The rope is stiff and hard in her hands and each loop stays formed until Luke moves ahead and pulls it taut. Then she lets another loop go. He moves slowly, prodding ahead with the stick before each step. Every few steps he wavers a bit, as if he’s lost his footing. He’s an old man, she reminds herself, his balance probably isn’t that good any more. I should have gone myself, but the very image of striking out through the water while Luke waits in the truck makes her laugh out loud. She’s glad Luke can’t hear her over the stream’s racket.

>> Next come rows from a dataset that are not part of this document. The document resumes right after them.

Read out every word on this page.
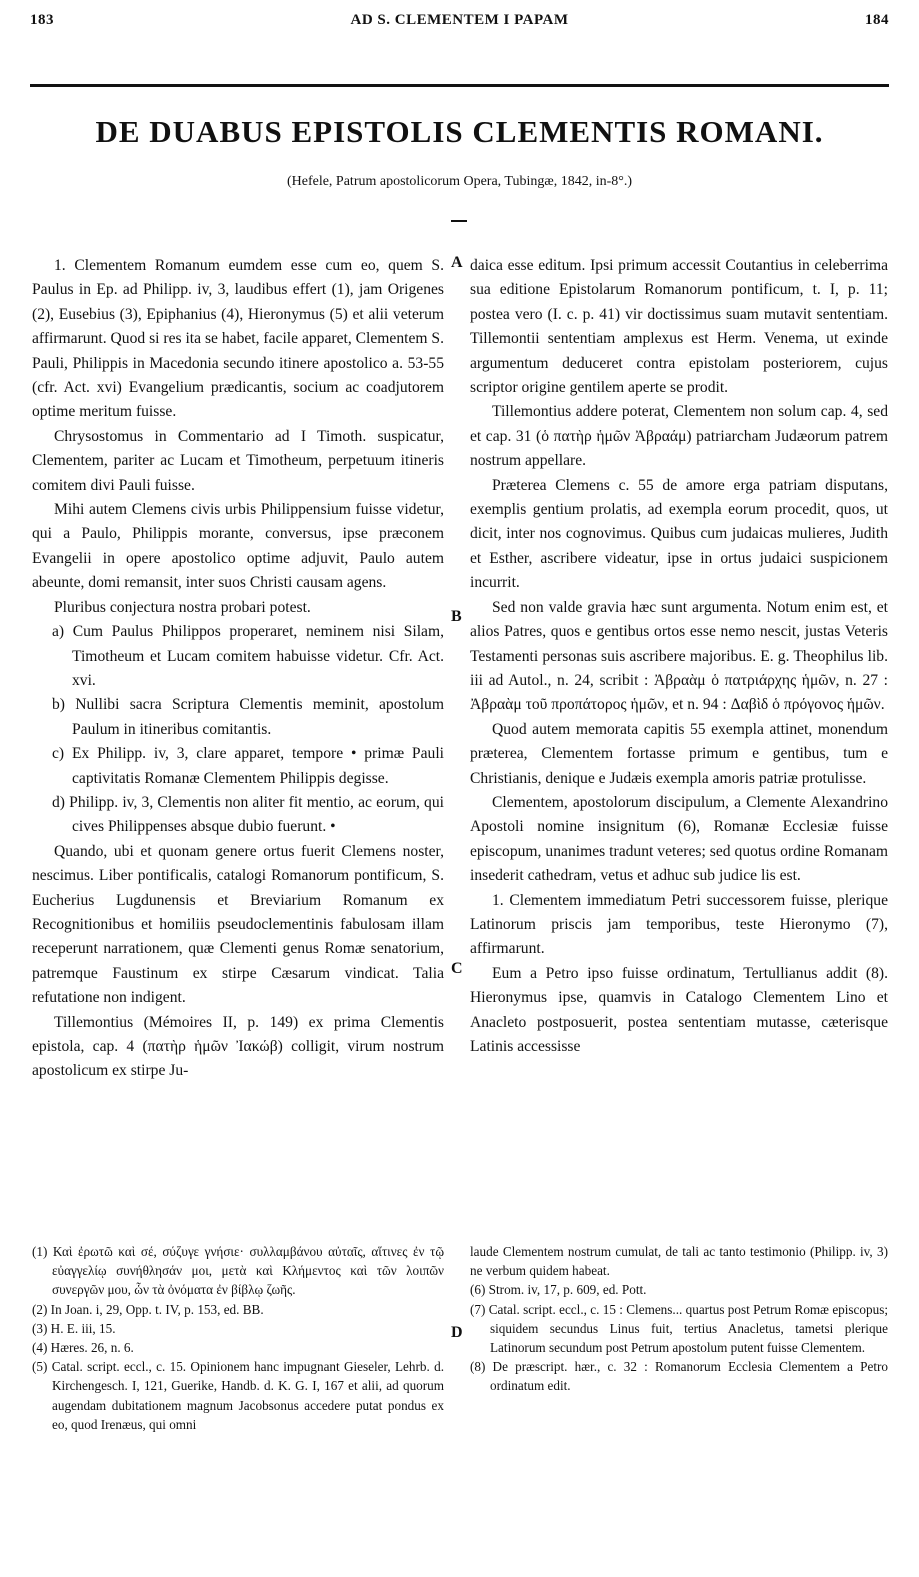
183	AD S. CLEMENTEM I PAPAM	184
DE DUABUS EPISTOLIS CLEMENTIS ROMANI.
(Hefele, Patrum apostolicorum Opera, Tubingæ, 1842, in-8°.)
A
B
C
D

1. Clementem Romanum eumdem esse cum eo, quem S. Paulus in Ep. ad Philipp. iv, 3, laudibus effert (1), jam Origenes (2), Eusebius (3), Epiphanius (4), Hieronymus (5) et alii veterum affirmarunt. Quod si res ita se habet, facile apparet, Clementem S. Pauli, Philippis in Macedonia secundo itinere apostolico a. 53-55 (cfr. Act. xvi) Evangelium prædicantis, socium ac coadjutorem optime meritum fuisse.

Chrysostomus in Commentario ad I Timoth. suspicatur, Clementem, pariter ac Lucam et Timotheum, perpetuum itineris comitem divi Pauli fuisse.

Mihi autem Clemens civis urbis Philippensium fuisse videtur, qui a Paulo, Philippis morante, conversus, ipse præconem Evangelii in opere apostolico optime adjuvit, Paulo autem abeunte, domi remansit, inter suos Christi causam agens.

Pluribus conjectura nostra probari potest.

a) Cum Paulus Philippos properaret, neminem nisi Silam, Timotheum et Lucam comitem habuisse videtur. Cfr. Act. xvi.

b) Nullibi sacra Scriptura Clementis meminit, apostolum Paulum in itineribus comitantis.

c) Ex Philipp. iv, 3, clare apparet, tempore • primæ Pauli captivitatis Romanæ Clementem Philippis degisse.

d) Philipp. iv, 3, Clementis non aliter fit mentio, ac eorum, qui cives Philippenses absque dubio fuerunt. •

Quando, ubi et quonam genere ortus fuerit Clemens noster, nescimus. Liber pontificalis, catalogi Romanorum pontificum, S. Eucherius Lugdunensis et Breviarium Romanum ex Recognitionibus et homiliis pseudoclementinis fabulosam illam receperunt narrationem, quæ Clementi genus Romæ senatorium, patremque Faustinum ex stirpe Cæsarum vindicat. Talia refutatione non indigent.

Tillemontius (Mémoires II, p. 149) ex prima Clementis epistola, cap. 4 (πατὴρ ἡμῶν Ἰακώβ) colligit, virum nostrum apostolicum ex stirpe Ju-

daica esse editum. Ipsi primum accessit Coutantius in celeberrima sua editione Epistolarum Romanorum pontificum, t. I, p. 11; postea vero (I. c. p. 41) vir doctissimus suam mutavit sententiam. Tillemontii sententiam amplexus est Herm. Venema, ut exinde argumentum deduceret contra epistolam posteriorem, cujus scriptor origine gentilem aperte se prodit.

Tillemontius addere poterat, Clementem non solum cap. 4, sed et cap. 31 (ὁ πατὴρ ἡμῶν Ἀβραάμ) patriarcham Judæorum patrem nostrum appellare.

Præterea Clemens c. 55 de amore erga patriam disputans, exemplis gentium prolatis, ad exempla eorum procedit, quos, ut dicit, inter nos cognovimus. Quibus cum judaicas mulieres, Judith et Esther, ascribere videatur, ipse in ortus judaici suspicionem incurrit.

Sed non valde gravia hæc sunt argumenta. Notum enim est, et alios Patres, quos e gentibus ortos esse nemo nescit, justas Veteris Testamenti personas suis ascribere majoribus. E. g. Theophilus lib. iii ad Autol., n. 24, scribit : Ἀβραὰμ ὁ πατριάρχης ἡμῶν, n. 27 : Ἀβραὰμ τοῦ προπάτορος ἡμῶν, et n. 94 : Δαβὶδ ὁ πρόγονος ἡμῶν.

Quod autem memorata capitis 55 exempla attinet, monendum præterea, Clementem fortasse primum e gentibus, tum e Christianis, denique e Judæis exempla amoris patriæ protulisse.

Clementem, apostolorum discipulum, a Clemente Alexandrino Apostoli nomine insignitum (6), Romanæ Ecclesiæ fuisse episcopum, unanimes tradunt veteres; sed quotus ordine Romanam insederit cathedram, vetus et adhuc sub judice lis est.

1. Clementem immediatum Petri successorem fuisse, plerique Latinorum priscis jam temporibus, teste Hieronymo (7), affirmarunt.

Eum a Petro ipso fuisse ordinatum, Tertullianus addit (8). Hieronymus ipse, quamvis in Catalogo Clementem Lino et Anacleto postposuerit, postea sententiam mutasse, cæterisque Latinis accessisse

(1) Καὶ ἐρωτῶ καὶ σέ, σύζυγε γνήσιε· συλλαμβάνου αὐταῖς, αἵτινες ἐν τῷ εὐαγγελίῳ συνήθλησάν μοι, μετὰ καὶ Κλήμεντος καὶ τῶν λοιπῶν συνεργῶν μου, ὧν τὰ ὀνόματα ἐν βίβλῳ ζωῆς.

(2) In Joan. i, 29, Opp. t. IV, p. 153, ed. BB.

(3) H. E. iii, 15.

(4) Hæres. 26, n. 6.

(5) Catal. script. eccl., c. 15. Opinionem hanc impugnant Gieseler, Lehrb. d. Kirchengesch. I, 121, Guerike, Handb. d. K. G. I, 167 et alii, ad quorum augendam dubitationem magnum Jacobsonus accedere putat pondus ex eo, quod Irenæus, qui omni

laude Clementem nostrum cumulat, de tali ac tanto testimonio (Philipp. iv, 3) ne verbum quidem habeat.

(6) Strom. iv, 17, p. 609, ed. Pott.

(7) Catal. script. eccl., c. 15 : Clemens... quartus post Petrum Romæ episcopus; siquidem secundus Linus fuit, tertius Anacletus, tametsi plerique Latinorum secundum post Petrum apostolum putent fuisse Clementem.

(8) De præscript. hær., c. 32 : Romanorum Ecclesia Clementem a Petro ordinatum edit.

It’s getting deeper and deeper. There isn’t much rope left. Luke’s a tall man, as tall as Barney, but the water must be waist-deep by now, she half expects him to strike out swimming. His long coat billows up around him like a sail filling with air, she’s holding her breath when she sees him begin to rise up out of the water and realizes he must be through the deepest part and climbing what would be, in normal times, the far bank. She has no more rope to play out. Luke seems to realize this at the same time as she lets the last loop go, because without stopping or turning back to signal to her, he lifts the rope over his head, slides his arm out, and drops it. Instantly it swings out into the current behind him and begins to move, undulating like a sea serpent, toward her side of the torrent. The water strains and pulls to drag the rope free of the truck.